Stop it now again, since the MCP Host and the MCP inspector will start it on need. We don't have to run it in the background ourselves. So check now that the mcp host works correctly by using the MCP inspector

npx @modelcontextprotocol/inspector

You should connect to the local MCP and see the offered tools.

Use this config:

  • protocol STDIO
  • command: the folder where you check out this repo + "/.venv/bin/python"
  • args: the folder where you check out this repo + "mcp_tutorial_server.py"

you can double check the config by clicking on copy server file if that does not work, the config should be something like that:

{
    "mcpServers": {
        "default-server": {
            "command": "<THE FOLDER WHERE YOU CHECKED OUT THE REPO>/.venv/bin/python",
            "args": [
                "<THE FOLDER WHERE YOU CHECKED OUT THE REPO>/mcp_tutorial_server.py"
            ],
            "env": {
                ...
            }
        }
    }
}

If you click on list tools you should see our 2 defined tools and you should be able to call them directly.

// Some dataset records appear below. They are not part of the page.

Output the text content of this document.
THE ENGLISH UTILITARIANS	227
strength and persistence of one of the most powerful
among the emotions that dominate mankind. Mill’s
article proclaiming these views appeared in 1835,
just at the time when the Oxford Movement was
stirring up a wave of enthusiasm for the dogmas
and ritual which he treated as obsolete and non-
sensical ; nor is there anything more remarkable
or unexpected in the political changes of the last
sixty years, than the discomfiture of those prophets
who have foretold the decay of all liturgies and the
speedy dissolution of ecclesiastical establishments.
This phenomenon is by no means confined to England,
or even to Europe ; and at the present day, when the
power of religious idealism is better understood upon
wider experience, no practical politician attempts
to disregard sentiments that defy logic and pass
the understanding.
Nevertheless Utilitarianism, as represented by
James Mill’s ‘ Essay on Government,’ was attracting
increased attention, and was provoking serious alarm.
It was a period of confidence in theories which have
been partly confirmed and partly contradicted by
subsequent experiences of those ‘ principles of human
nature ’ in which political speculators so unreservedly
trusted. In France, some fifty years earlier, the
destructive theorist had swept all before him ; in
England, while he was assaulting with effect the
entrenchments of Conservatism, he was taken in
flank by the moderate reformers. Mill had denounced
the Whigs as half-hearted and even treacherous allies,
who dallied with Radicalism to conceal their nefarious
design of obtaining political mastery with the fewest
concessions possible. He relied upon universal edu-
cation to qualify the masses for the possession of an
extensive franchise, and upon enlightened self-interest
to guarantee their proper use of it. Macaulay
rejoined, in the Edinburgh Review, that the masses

Try it out by calling booth MCP tool endpoints and play with it.

connect to a chat

Now we start LM studio, and connect it to the MCP host to have real user interaction.

Download a LLM model to work with e.g. openai/gpt-oss-20b. Now we can configure the MCP host. LM Studio supports both local and remote MCP servers. You can add MCPs by editing the app's mcp.json file. Switch to the "Program" tab in the right hand sidebar, click Install > Edit mcp.json

add a config which runs the sample, you know the config already from the mcp inspector, something like that should work:

{
  "mcpServers": {
    "recipe-server": {
      "command": "<THE FOLDER WHERE YOU CHECKED OUT THE REPO>/.venv/bin/python",
      "args": [
        "<THE FOLDER WHERE YOU CHECKED OUT THE REPO>/mcp_tutorial_server.py"
      ],
      "env": {}
    }
  }
}

Now we can give it a try

That means if you ask for a recipe:

  • LM Studio will use the user input in a chat and knowing connected MCP servers, it will identify that the recipe server might fit for the requests, it will use a LLM for that.
  • It will call the search endpoint as the best fit.
  • It will use the id which was returned to call the second MCP endpoint.
  • It will then take the response from the second endpoint and use a LLM to make a nice text out of it.